La parole est à Mme Denise Saint-Pé, pour présenter l’amendement n° 1314 rectifié ter.

Mme Denise Saint-Pé. La lutte contre l’artificialisation des sols et le développement des énergies renouvelables sont deux politiques fondamentales pour réduire nos émissions de gaz à effet de serre.

Or certaines installations de production d’énergies renouvelables n’ont qu’une incidence marginale sur les fonctions écologiques du sol. Je pense notamment aux panneaux photovoltaïques reposant sur des piquets directement plantés dans le sol naturel. Dans cet exemple, l’installation photovoltaïque est en outre complètement réversible à l’issue de son exploitation.

Le présent amendement tend donc à décompter de l’objectif de réduction de l’artificialisation les installations d’énergies renouvelables qui ont une incidence marginale sur les fonctions écologiques des sols agricoles ou naturels. En revanche, les installations situées sur des sols forestiers ne pourront pas bénéficier de cette souplesse, car elles accélèrent la déforestation.

Ce régime particulier, qui ne durera que durant la période transitoire de dix ans prévue par le 1° bis du III de l’article 49, est légitime au vu de l’importance des énergies renouvelables pour la transition écologique. À l’issue de cette période de dix ans, la nomenclature des sols artificialisés prévue par l’article 48 permettra de traiter le cas des installations d’énergies renouvelables.

M. le président. La parole est à M. Stéphane Demilly, pour présenter l’amendement n° 1796 rectifié bis.

M. Stéphane Demilly. Il est défendu, monsieur le président.

M. le président. La parole est à M. Pierre Cuypers, pour présenter l’amendement n° 1953.

M. Pierre Cuypers. Il est défendu.

M. le président. La parole est à Mme Gisèle Jourda, pour présenter l’amendement n° 1960 rectifié.

Mme Gisèle Jourda. Il est défendu, monsieur le président.

M. le président. L’amendement n° 1988 rectifié bis n’est pas soutenu.

La parole est à Mme Micheline Jacques, pour présenter l’amendement n° 1992 rectifié quater.

Mme Micheline Jacques. Il est défendu.

M. le président.
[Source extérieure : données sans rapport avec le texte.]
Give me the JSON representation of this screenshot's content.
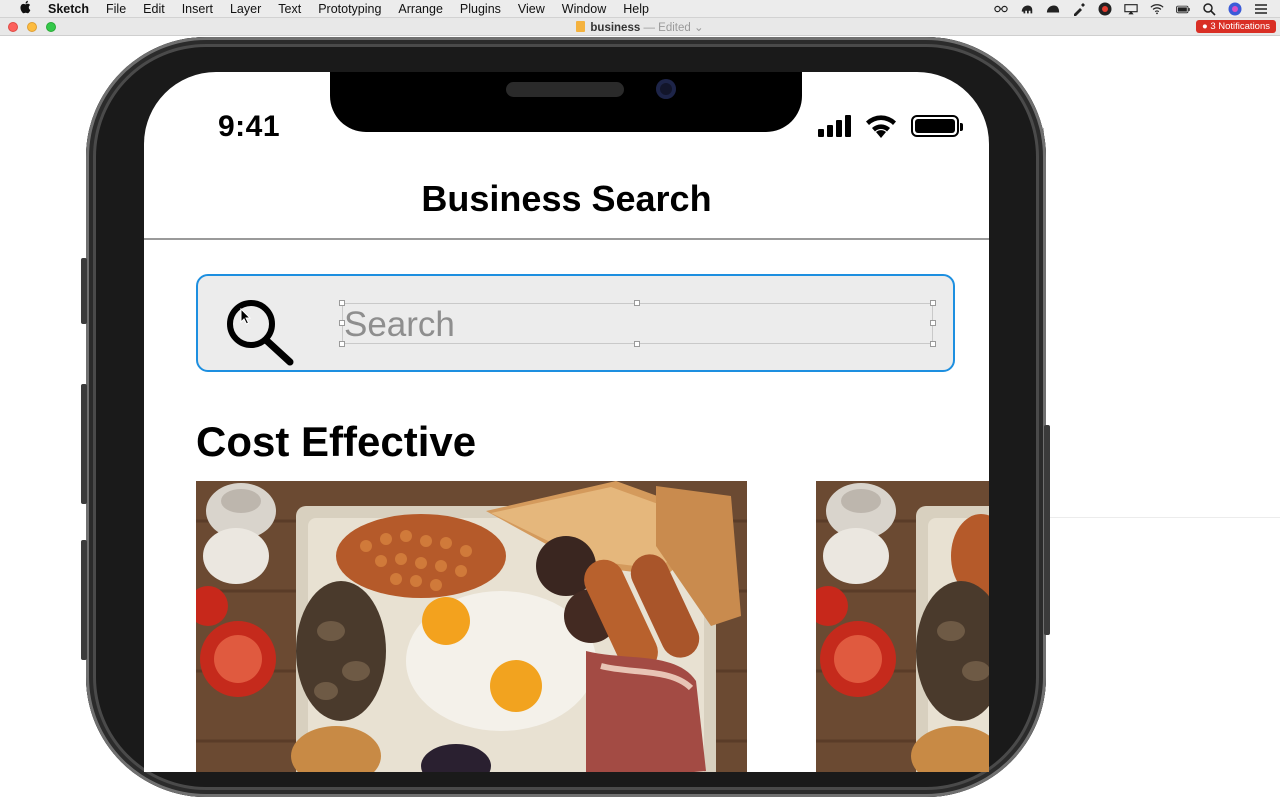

Le sous-amendement n° 2292, présenté par MM. Lévrier et Marchand, Mmes Havet et Schillinger et M. Rambaud, est ainsi libellé :

Amendement n° 1992, alinéa 3

Compléter cet alinéa par les mots et une phrase ainsi rédigée :

et, le cas échéant, que l’installation n’est pas incompatible avec l’exercice d’une activité agricole ou pastorale sur le terrain sur lequel elle est implantée. Les modalités de mise en œuvre de cet alinéa sont précisées par décret en Conseil d’État

La parole est à M. Frédéric Marchand.

M. Frédéric Marchand. Le présent sous-amendement a pour objet d’indiquer explicitement qu’une installation photovoltaïque implantée dans un espace naturel ou agricole ne doit pas être incompatible avec l’exercice d’une activité agricole ou pastorale sur ce même terrain, et ce quel que soit le document d’urbanisme auquel la commune est soumise.

En outre, il tend à renvoyer à un décret en Conseil d’État, pour la faciliter, la mise en œuvre pratique des dispositions de l’amendement n° 1314 rectifié ter.